1. Nobody wants to feel weak or vulnerable.
Loose dirt is scary. No one likes falling and bruising their bum or their ego. Loose dirt and pebbles are unpredictable. I take my time on the steep sections especially when there’s exposure, and that’s okay. When you’re in a large group like I was this past weekend, you want to hike with someone to pass the time or even hike by yourself in sections and then rejoin the group later.
One of the women in our climbing group is strong and confident on snow. However, loose rock on a scramble or the trail was making her nervous. Again it’s okay. After thinking we were done scrambling up loose rock and testing out every handhold. There was one more block we needed to do a couple moves around.
I approached one of the men standing on the top of the block and talking to me. Making sure I could “handle” the move. I got up the first, longer section didn’t I? Trying to “fix” the obstacle, he told me where to put my hands and was trying to give me a hand himself to pull me up. Hey, if you can do it, I can do it!
He continued to try to have a conversation with me as I maneuvered the few bouldery moves with a 50 lb pack on. I understand he had good intentions, but I needed to focus on the task at hand–pulling myself up the rock to hit the trail again.
After I was done scrambling, I encouraged him to continue with me and leave the others in the back to continue at the pace that felt comfortable. I gave up when he kept saying he could “help.” I met up with others who were taking a break, leaving him to continue to do what he thought was best even if it wasn’t.
Tip: Don’t provide beta unless someone asks for it.
2. When women around other women aren’t consoling each other, men, please pay attention.
Men don’t get it. Women have that time of the month that can make us weaker. For me, I’m tired, get cramps, headaches, etc. I started my period on a recent climb at 11,400 feet and still climbed to 14,000 feet and back down to 9,600 feet. Ladies, always have a tampon in your first aid kit! It was unpleasant, but I wasn’t going to let it ruin the day. I asked the other women on the rope teams with us if anyone had anything with them. It wasn’t a secret that I had just started my period.
On the way down, one of the men started to hover and tried to “fix” my discomfort–asking me if he could do anything to help me feel better. I continued to say no.
No, I didn’t need aspirin.
No, I don’t want you to take out your stove and make tea for only me.
No, I don’t need to eat your food.

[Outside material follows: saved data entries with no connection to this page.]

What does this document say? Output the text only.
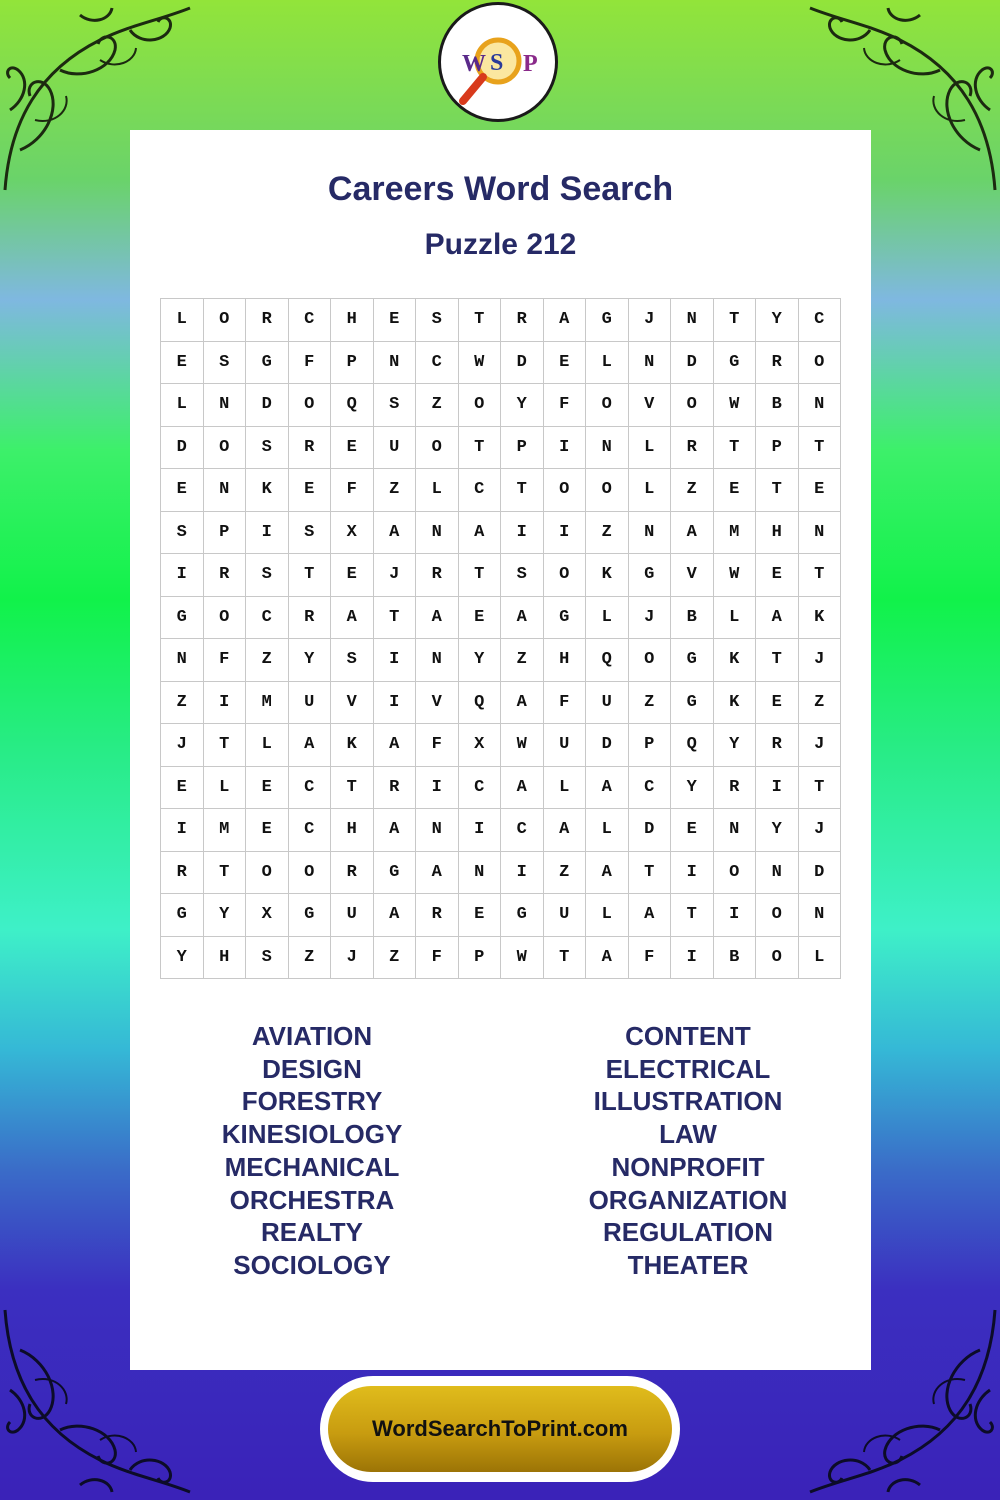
W S P
Careers Word Search
Puzzle 212
L	O	R	C	H	E	S	T	R	A	G	J	N	T	Y	C
E	S	G	F	P	N	C	W	D	E	L	N	D	G	R	O
L	N	D	O	Q	S	Z	O	Y	F	O	V	O	W	B	N
D	O	S	R	E	U	O	T	P	I	N	L	R	T	P	T
E	N	K	E	F	Z	L	C	T	O	O	L	Z	E	T	E
S	P	I	S	X	A	N	A	I	I	Z	N	A	M	H	N
I	R	S	T	E	J	R	T	S	O	K	G	V	W	E	T
G	O	C	R	A	T	A	E	A	G	L	J	B	L	A	K
N	F	Z	Y	S	I	N	Y	Z	H	Q	O	G	K	T	J
Z	I	M	U	V	I	V	Q	A	F	U	Z	G	K	E	Z
J	T	L	A	K	A	F	X	W	U	D	P	Q	Y	R	J
E	L	E	C	T	R	I	C	A	L	A	C	Y	R	I	T
I	M	E	C	H	A	N	I	C	A	L	D	E	N	Y	J
R	T	O	O	R	G	A	N	I	Z	A	T	I	O	N	D
G	Y	X	G	U	A	R	E	G	U	L	A	T	I	O	N
Y	H	S	Z	J	Z	F	P	W	T	A	F	I	B	O	L
AVIATION
DESIGN
FORESTRY
KINESIOLOGY
MECHANICAL
ORCHESTRA
REALTY
SOCIOLOGY
CONTENT
ELECTRICAL
ILLUSTRATION
LAW
NONPROFIT
ORGANIZATION
REGULATION
THEATER
WordSearchToPrint.com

I have my own.
I take care of myself at home, so why wouldn’t taking care of myself in the mountains be any different. I know my body and what it needs, and at the time I just wanted to lay on my pack and close my eyes for a few minutes until it was time to continue the descent.

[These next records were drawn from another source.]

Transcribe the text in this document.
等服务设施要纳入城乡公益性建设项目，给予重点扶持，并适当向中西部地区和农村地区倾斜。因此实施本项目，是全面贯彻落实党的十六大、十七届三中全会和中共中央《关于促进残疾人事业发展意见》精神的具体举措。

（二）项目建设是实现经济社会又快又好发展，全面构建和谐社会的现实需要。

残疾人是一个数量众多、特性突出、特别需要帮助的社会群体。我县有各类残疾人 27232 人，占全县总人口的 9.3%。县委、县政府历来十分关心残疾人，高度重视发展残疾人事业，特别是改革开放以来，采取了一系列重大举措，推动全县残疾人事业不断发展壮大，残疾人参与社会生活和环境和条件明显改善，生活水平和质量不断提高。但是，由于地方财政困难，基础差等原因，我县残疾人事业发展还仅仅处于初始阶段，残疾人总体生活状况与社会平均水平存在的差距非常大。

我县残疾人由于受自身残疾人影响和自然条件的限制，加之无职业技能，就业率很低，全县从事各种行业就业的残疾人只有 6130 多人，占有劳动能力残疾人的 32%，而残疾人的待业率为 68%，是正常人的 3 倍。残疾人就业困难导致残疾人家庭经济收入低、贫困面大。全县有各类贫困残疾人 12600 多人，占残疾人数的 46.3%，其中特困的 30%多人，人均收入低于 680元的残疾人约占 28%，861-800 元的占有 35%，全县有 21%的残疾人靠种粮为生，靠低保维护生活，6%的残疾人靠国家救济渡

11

He persisted, and I snapped back because all my “no’s” weren’t getting through. I basically told him he’s a guy and he needed to stop trying to help. After all, he can’t understand what having a period makes you feel. I accepted his aspirin offer after several attempts in hopes he’d leave me alone.
Later in the trip, I mentioned my frustrations with the individual to our group leader. He said something that will always stay with me, “If all the other women in the group are quiet, they understand to leave you alone.” He nailed it!
Maybe I needed to rant about the man trying to “fix” everything, but I could name many other scenarios on other trips. I urge anyone in the outdoors to be cognizant of all levels of outdoors-people and know when to offer help and when not.